PHYS 203. GENERAL PHYSICS LABORATORY I (1 credit hour)
Quantitative work in the laboratory to accompany PHYS 201 and PHYS 231. Two class hours each week. Prerequisite: Students must have completed or be registered for PHYS 191 or PHYS 201 or PHYS 231.

PHYS 204. GENERAL PHYSICS LABORATORY II (1 credit hour)
Quantitative work in the laboratory to accompany PHYS 202 and PHYS 232. Two class hours each week. Prerequisite: Student must have completed or be registered for PHYS 192 or PHYS 202 or PHYS 232.

PHYS 209. ELEMENTARY RADIATION PHYSICS (3 credit hours)
A study of fundamental modern physics emphasizing radioactivity, ionizing radiation, and the interaction of radiation with matter. Prerequisite: PHYS 202 or permission of instructor.

PHYS 231. PHYSICS FOR SCIENTISTS AND ENGINEERS I (4 credit hours)
A calculus-based study of mechanics, sound, heat and thermodynamics. Must be taken concurrently with PHYS 203. Prerequisite: MATH 206 or permission of instructor.

PHYS 232. PHYSICS FOR SCIENTISTS AND ENGINEERS II (4 credit hours)
A calculus-based study of electricity and magnetism, light, optics and modern physics. Must be taken concurently with PHYS 204. Prerequisite: PHYS 231 or permission of instructor.
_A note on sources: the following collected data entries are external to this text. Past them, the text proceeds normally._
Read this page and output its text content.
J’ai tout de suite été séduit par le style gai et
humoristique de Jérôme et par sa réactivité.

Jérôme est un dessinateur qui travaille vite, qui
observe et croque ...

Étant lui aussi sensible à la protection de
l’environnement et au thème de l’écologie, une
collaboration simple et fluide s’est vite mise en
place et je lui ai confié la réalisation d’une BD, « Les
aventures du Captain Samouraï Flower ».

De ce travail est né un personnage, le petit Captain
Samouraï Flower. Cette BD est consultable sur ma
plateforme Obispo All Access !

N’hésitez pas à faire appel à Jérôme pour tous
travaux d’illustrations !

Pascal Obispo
PHYS 234. MODERN PHYSICS (4 credit hours)
A calculus-based introduction to relativity, quantum mechanics, nuclear and particle physics.  Prerequisite:  PHYS 231 and 232.
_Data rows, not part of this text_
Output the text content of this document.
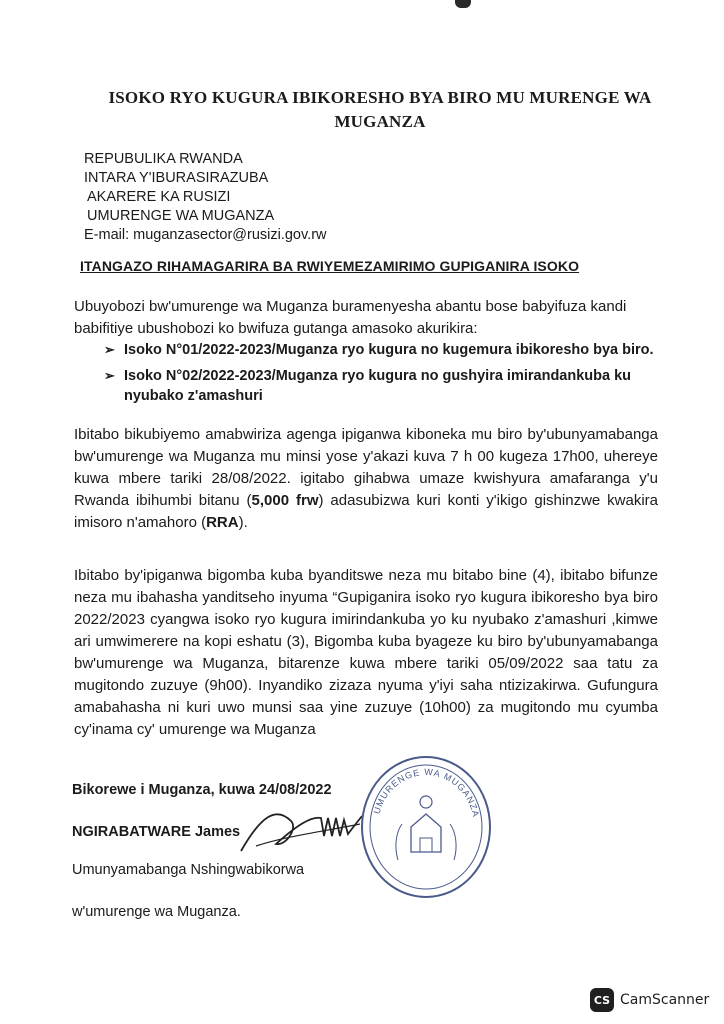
ISOKO RYO KUGURA IBIKORESHO BYA BIRO MU MURENGE WA MUGANZA
REPUBULIKA RWANDA
INTARA Y'IBURASIRAZUBA
AKARERE KA RUSIZI
UMURENGE WA MUGANZA
E-mail: muganzasector@rusizi.gov.rw
ITANGAZO RIHAMAGARIRA BA RWIYEMEZAMIRIMO GUPIGANIRA ISOKO
Ubuyobozi bw'umurenge wa Muganza buramenyesha abantu bose babyifuza kandi babifitiye ubushobozi ko bwifuza gutanga amasoko akurikira:
➢ Isoko N°01/2022-2023/Muganza ryo kugura no kugemura ibikoresho bya biro.
➢ Isoko N°02/2022-2023/Muganza ryo kugura no gushyira imirandankuba ku nyubako z'amashuri
Ibitabo bikubiyemo amabwiriza agenga ipiganwa kiboneka mu biro by'ubunyamabanga bw'umurenge wa Muganza mu minsi yose y'akazi kuva 7 h 00 kugeza 17h00, uhereye kuwa mbere tariki 28/08/2022. igitabo gihabwa umaze kwishyura amafaranga y'u Rwanda ibihumbi bitanu (5,000 frw) adasubizwa kuri konti y'ikigo gishinzwe kwakira imisoro n'amahoro (RRA).
Ibitabo by'ipiganwa bigomba kuba byanditswe neza mu bitabo bine (4), ibitabo bifunze neza mu ibahasha yanditseho inyuma “Gupiganira isoko ryo kugura ibikoresho bya biro 2022/2023 cyangwa isoko ryo kugura imirindankuba yo ku nyubako z'amashuri ,kimwe ari umwimerere na kopi eshatu (3), Bigomba kuba byageze ku biro by'ubunyamabanga bw'umurenge wa Muganza, bitarenze kuwa mbere tariki 05/09/2022 saa tatu za mugitondo zuzuye (9h00). Inyandiko zizaza nyuma y'iyi saha ntizizakirwa. Gufungura amabahasha ni kuri uwo munsi saa yine zuzuye (10h00) za mugitondo mu cyumba cy'inama cy' umurenge wa Muganza
Bikorewe i Muganza, kuwa 24/08/2022
NGIRABATWARE James
Umunyamabanga Nshingwabikorwa
w'umurenge wa Muganza.
UMURENGE WA MUGANZA
CS CamScanner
PHYS 299. SPECIAL PROBLEMS IN PHYSICS (1-3 credit hours)
Independent work on a special problem with any member of the physics faculty. Prerequisites: Permission of instructor and Dean of the College.
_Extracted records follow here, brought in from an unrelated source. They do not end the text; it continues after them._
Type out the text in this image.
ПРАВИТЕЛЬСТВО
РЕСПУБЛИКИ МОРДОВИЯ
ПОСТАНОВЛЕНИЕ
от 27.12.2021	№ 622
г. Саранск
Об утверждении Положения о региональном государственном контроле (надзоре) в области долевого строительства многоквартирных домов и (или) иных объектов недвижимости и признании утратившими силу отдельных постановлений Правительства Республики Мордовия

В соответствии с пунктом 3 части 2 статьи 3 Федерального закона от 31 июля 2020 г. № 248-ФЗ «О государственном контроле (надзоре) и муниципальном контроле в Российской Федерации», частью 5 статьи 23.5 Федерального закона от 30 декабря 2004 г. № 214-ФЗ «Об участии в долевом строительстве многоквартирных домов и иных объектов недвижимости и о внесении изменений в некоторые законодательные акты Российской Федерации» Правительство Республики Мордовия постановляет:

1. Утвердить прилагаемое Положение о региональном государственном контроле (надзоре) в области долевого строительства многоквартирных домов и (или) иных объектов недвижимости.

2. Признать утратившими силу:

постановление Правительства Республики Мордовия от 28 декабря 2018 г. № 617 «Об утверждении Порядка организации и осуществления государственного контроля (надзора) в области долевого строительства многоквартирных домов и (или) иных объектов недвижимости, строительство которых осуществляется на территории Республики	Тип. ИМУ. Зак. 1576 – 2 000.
PHYS 311. A.C. - D.C. MEASUREMENTS (3 credit hours)
Experience in measuring A.C. - D.C. voltages, current power, and capacitance. Introduction to and use will be made of photomultipliers, electronic counting devices, flip-flops, single amplifiers, photosensitive cells, and oscilloscopes. Prerequisites: PHYS 201 and 202.

PHYS 332. BIOPHYSICS (3 credit hours)
A study of sensory systems, nerves, physical microbiology, molecular biology, and the thermodynamics of transport systems from the physical principles involved. Prerequisites: PHYS 201, 202, CHEM 331, and MATH 206.

PHYS 350. PETROLEUM GEOLOGY (3 credit hours)
This class provides a geological understanding of petroleum, including its origin, its migration, the reservoir rocks in which it is found, the mechanisms by which it is trapped in the subsurface, the techniques by which it is found and extracted, and its geochemical and physical properties.  PHYS 107:  Historical Geology.

PHYS 351. PIPELINE FOR BUSINESS MAJORS (3 credit hours)
This course is designed to facilitate communication between workers in finance and accounting with those in engineering.  The course examines the processes, techniques, equipment, and facilities used to transport liquids such as refined products, crude oil, natural gas, and natural gas liquids through cross-country pipelines.  Topics include the importance of the pipeline infrastructure; planning, designing, constructing, operating, and maintaining pipelines; safety issues; regulatory requirements; and the challenges for the future.  This class meets for two class hours.  PHYS 111:  Energy and the Environment.

PHYS 370. ADVANCED LABORATORY (2 credit hours)
Scientific concepts relevant to photographic processes including direct positive, color and high contrast are explored and formulated into usable information. Experience is then provided in micro photographic applications. Prerequisite: PHYS 170 or permission of the instructor.

PHYS 399. SPECIAL PROBLEMS IN PHYSICS  (1–3 credit hours)
Independent work on a special problem with any member of the physics faculty. Prerequisite: Permission of instructor and of Dean of the College

PHYS 410. ADVANCED LABORATORY (2 credit hours)
Basic experimental techniques are developed and expanded through the performance and evaluation of several laboratory experiments drawn from optics, electricity and magnetism, and atomic and nuclear physics. Prerequisite: MATH 206 or the permission of the instructor.

PHYS 499. SPECIAL PROBLEMS IN PHYSICS (1–3 credit hours)
Independent work on a special problem with any member of the physics faculty. Prerequisite: Permission of the instructor and Dean of the College.